Warren Buffett is an outspoken advocate of renewable energy development, and his Berkshire Hathaway Inc. holding company has invested billions in wind farms and solar power projects. But in Nevada, a Berkshire-owned utility is fighting a plan to boost installations of rooftop solar panels in the desert state, with its abundant sunshine.

Buffett’s mixed messaging can be explained by a simple reason: money, Bloomberg News reported Monday. The Nevada proposal would raise the limit on the amount of clean energy that solar panel owners can sell back to the grid. With a higher cap on “net metering,” as the program is called, residents could cut their reliance on power from NV Energy Inc., eating into the utility's revenue.
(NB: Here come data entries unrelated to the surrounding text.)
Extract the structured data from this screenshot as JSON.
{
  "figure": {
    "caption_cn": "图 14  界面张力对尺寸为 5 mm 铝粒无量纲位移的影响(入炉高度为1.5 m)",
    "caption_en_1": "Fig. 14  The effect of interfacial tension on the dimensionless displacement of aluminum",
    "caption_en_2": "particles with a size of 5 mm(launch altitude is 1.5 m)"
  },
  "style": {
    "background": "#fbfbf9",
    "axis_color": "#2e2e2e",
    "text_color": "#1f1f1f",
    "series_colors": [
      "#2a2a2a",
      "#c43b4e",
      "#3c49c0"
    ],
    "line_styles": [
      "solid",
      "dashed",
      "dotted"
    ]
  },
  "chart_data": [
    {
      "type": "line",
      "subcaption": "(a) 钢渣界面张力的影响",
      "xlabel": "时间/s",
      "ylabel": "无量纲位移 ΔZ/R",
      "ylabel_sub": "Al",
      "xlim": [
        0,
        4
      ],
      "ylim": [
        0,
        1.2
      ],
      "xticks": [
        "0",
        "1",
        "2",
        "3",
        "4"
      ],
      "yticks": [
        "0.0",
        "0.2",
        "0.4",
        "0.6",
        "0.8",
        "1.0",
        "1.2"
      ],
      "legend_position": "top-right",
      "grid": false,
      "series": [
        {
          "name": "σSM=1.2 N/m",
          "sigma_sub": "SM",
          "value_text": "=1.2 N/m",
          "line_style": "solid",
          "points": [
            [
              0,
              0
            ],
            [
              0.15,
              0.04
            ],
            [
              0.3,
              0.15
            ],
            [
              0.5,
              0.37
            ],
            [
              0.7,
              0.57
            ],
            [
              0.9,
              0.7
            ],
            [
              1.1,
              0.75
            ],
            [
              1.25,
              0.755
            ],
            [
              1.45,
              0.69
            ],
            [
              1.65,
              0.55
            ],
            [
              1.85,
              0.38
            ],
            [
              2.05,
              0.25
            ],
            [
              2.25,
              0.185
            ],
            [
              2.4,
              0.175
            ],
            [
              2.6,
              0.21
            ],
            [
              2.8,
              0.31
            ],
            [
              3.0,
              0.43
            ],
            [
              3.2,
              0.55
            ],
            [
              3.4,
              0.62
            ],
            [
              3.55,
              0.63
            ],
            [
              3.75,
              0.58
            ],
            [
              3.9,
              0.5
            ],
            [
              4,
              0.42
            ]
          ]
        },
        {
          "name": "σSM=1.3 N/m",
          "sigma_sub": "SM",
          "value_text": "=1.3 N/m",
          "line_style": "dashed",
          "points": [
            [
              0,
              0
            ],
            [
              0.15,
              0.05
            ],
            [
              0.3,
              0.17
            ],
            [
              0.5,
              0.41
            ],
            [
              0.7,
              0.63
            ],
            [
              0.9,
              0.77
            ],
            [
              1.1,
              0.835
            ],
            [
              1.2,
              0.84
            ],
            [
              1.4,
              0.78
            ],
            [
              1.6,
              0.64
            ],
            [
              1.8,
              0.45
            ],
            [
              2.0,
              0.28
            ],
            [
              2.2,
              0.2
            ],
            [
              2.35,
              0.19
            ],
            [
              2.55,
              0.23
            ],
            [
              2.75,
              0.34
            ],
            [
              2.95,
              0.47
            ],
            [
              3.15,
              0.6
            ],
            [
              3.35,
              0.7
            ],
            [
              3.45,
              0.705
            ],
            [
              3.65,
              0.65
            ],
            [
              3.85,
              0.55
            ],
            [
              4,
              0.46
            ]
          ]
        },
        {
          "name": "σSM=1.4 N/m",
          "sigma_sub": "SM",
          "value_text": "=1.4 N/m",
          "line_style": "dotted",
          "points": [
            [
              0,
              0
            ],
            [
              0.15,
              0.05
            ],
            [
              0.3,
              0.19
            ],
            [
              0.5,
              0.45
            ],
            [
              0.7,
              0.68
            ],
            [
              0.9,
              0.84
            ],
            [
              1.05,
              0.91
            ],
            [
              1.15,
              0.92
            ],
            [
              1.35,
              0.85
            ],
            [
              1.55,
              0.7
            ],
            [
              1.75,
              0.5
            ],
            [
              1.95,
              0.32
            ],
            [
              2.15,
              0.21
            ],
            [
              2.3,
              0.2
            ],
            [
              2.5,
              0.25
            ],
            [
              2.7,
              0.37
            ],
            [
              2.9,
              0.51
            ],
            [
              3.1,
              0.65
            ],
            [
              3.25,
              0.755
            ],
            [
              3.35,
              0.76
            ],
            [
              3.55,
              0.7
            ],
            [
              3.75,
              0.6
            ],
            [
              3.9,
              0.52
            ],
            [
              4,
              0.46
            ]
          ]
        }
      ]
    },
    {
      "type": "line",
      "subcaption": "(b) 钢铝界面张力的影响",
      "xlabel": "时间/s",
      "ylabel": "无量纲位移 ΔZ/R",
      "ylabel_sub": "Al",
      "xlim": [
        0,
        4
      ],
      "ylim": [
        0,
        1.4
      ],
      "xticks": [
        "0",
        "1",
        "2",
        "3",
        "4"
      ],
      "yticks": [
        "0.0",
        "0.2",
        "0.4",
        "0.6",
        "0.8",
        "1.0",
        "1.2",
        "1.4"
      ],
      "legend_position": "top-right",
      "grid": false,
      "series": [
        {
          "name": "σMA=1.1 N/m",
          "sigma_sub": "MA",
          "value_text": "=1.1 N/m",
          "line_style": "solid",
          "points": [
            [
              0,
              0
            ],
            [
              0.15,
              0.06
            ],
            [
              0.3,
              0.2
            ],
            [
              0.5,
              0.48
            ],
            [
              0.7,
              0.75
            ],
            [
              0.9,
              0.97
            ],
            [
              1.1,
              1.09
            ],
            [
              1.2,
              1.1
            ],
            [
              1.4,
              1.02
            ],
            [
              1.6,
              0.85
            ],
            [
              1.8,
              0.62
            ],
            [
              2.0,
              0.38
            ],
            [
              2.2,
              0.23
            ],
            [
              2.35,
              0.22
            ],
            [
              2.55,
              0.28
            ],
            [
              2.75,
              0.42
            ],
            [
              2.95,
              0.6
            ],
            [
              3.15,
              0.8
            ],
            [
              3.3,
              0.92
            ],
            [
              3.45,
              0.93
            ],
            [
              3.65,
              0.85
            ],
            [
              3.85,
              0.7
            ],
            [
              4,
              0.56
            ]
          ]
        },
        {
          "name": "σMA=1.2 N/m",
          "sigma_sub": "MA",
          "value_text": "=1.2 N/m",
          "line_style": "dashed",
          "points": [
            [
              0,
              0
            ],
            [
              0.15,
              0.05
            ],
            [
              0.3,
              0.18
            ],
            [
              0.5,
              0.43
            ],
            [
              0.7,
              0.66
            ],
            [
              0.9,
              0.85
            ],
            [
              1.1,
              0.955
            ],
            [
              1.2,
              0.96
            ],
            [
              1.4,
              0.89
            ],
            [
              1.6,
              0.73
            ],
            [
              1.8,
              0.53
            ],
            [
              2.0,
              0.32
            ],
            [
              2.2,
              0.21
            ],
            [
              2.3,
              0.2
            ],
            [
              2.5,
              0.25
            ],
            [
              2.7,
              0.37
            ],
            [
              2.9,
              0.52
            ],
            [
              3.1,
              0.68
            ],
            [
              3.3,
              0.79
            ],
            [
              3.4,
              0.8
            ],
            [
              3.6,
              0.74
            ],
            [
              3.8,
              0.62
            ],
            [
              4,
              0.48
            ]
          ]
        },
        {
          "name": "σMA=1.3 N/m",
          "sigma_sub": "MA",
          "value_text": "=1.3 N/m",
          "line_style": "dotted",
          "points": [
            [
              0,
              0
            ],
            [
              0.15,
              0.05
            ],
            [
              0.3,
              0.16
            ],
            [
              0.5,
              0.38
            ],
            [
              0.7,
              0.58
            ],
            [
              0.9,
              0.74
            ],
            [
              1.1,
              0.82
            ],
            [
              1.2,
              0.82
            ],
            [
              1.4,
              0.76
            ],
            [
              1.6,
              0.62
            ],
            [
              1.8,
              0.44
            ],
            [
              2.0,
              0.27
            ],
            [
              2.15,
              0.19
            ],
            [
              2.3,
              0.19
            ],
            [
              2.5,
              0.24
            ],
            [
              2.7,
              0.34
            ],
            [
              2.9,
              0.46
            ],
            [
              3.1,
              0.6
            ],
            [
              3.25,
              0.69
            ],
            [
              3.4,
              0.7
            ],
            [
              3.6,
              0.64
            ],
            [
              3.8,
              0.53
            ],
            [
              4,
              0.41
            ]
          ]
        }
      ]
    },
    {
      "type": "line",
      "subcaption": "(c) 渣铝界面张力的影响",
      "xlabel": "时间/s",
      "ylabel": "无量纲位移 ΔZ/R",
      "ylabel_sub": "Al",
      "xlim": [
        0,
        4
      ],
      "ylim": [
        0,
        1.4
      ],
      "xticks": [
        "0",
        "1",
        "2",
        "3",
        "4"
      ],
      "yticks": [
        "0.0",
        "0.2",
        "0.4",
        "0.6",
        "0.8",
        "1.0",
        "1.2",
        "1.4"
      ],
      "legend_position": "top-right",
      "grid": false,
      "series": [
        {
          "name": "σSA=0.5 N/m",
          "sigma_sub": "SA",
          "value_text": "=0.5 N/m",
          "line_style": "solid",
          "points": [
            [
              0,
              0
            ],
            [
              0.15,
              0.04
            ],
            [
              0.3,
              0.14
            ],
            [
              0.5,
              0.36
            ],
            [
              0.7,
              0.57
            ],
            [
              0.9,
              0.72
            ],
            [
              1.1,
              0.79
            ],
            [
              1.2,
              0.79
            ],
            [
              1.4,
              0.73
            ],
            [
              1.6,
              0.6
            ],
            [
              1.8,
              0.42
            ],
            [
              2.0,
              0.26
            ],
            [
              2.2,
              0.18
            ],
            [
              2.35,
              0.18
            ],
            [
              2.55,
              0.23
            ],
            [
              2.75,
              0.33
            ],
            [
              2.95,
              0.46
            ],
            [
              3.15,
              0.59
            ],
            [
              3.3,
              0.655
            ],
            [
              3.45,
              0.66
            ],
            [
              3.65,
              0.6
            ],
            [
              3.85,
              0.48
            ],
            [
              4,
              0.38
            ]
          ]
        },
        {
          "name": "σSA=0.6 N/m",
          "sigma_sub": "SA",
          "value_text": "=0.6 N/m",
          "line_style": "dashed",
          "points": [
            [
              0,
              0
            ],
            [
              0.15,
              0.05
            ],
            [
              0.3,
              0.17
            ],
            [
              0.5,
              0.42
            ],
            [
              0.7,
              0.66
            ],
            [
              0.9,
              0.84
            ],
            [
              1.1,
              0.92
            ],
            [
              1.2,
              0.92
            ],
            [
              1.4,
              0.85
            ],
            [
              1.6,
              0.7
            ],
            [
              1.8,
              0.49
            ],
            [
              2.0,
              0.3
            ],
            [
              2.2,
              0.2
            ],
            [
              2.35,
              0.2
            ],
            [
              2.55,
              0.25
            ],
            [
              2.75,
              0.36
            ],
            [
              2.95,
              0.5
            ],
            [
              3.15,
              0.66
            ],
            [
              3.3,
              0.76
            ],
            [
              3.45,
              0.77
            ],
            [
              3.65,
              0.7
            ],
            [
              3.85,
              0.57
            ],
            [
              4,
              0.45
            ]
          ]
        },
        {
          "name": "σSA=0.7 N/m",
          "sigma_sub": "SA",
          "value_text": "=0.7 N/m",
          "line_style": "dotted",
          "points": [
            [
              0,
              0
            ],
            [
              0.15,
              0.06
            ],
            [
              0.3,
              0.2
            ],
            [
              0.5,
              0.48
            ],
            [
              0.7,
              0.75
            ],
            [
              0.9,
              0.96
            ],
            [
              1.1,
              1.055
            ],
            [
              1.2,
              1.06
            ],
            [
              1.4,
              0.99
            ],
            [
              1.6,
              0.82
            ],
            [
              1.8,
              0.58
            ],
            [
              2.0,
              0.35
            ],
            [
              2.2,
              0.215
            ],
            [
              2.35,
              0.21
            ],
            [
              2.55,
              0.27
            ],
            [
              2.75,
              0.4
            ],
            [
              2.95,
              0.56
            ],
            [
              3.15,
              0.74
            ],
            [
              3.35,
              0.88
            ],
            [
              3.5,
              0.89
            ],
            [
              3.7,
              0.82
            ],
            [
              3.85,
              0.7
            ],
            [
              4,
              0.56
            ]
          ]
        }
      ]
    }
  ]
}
“It’s legal to lobby and it’s legal to push your agenda, so [Buffett] is going to push his agenda even if it looks kind of hypocritical,” Jeff Matthews, an investor and author of books about Berkshire, told Bloomberg.

Buffett's solar fight in Nevada is part of a broader policy battle between utilities and solar-power proponents playing out across the country. Advocates say utilities are using regulation and legislation to maintain their market share against rooftop solar producers. But the utilities say their only interest is keeping electricity affordable and reliable for all of their customers.

The debate is intensifying as solar adoption climbs across the U.S. Nearly 200,000 homes and businesses added rooftop or on-site solar installations in 2014, bringing the nation’s total count to more than 600,000 projects, according to the Solar Energy Industries Association and GTM Research.

Under a net-metering program, when solar panel owners produce more energy than they use, they get a credit on their utility bill for the power they supply to the grid. Utilities say this forces them to raise their rates and pass costs on to everyone else.

NV Energy is lobbying to keep Nevada’s cap on solar net-metering at 3 percent of the utility’s peak energy load. “It’s a system created to make sure that customers without solar will not be paying for customers who have solar,” Stacy Kusters, NV Energy’s vice president of renewable energy, recently told the Reno Gazette-Journal. “It’s about protecting customers.”

Proponents of a higher net-metering cap are pushing legislation to raise it to 10 percent of peak load, which would let customers sell even more solar electricity to the utility. “Caps are generally arbitrary limits on industry growth,” Will Craven, a spokesman for the Alliance for Solar Choice, told the Reno newspaper. “They are an artificial market force.”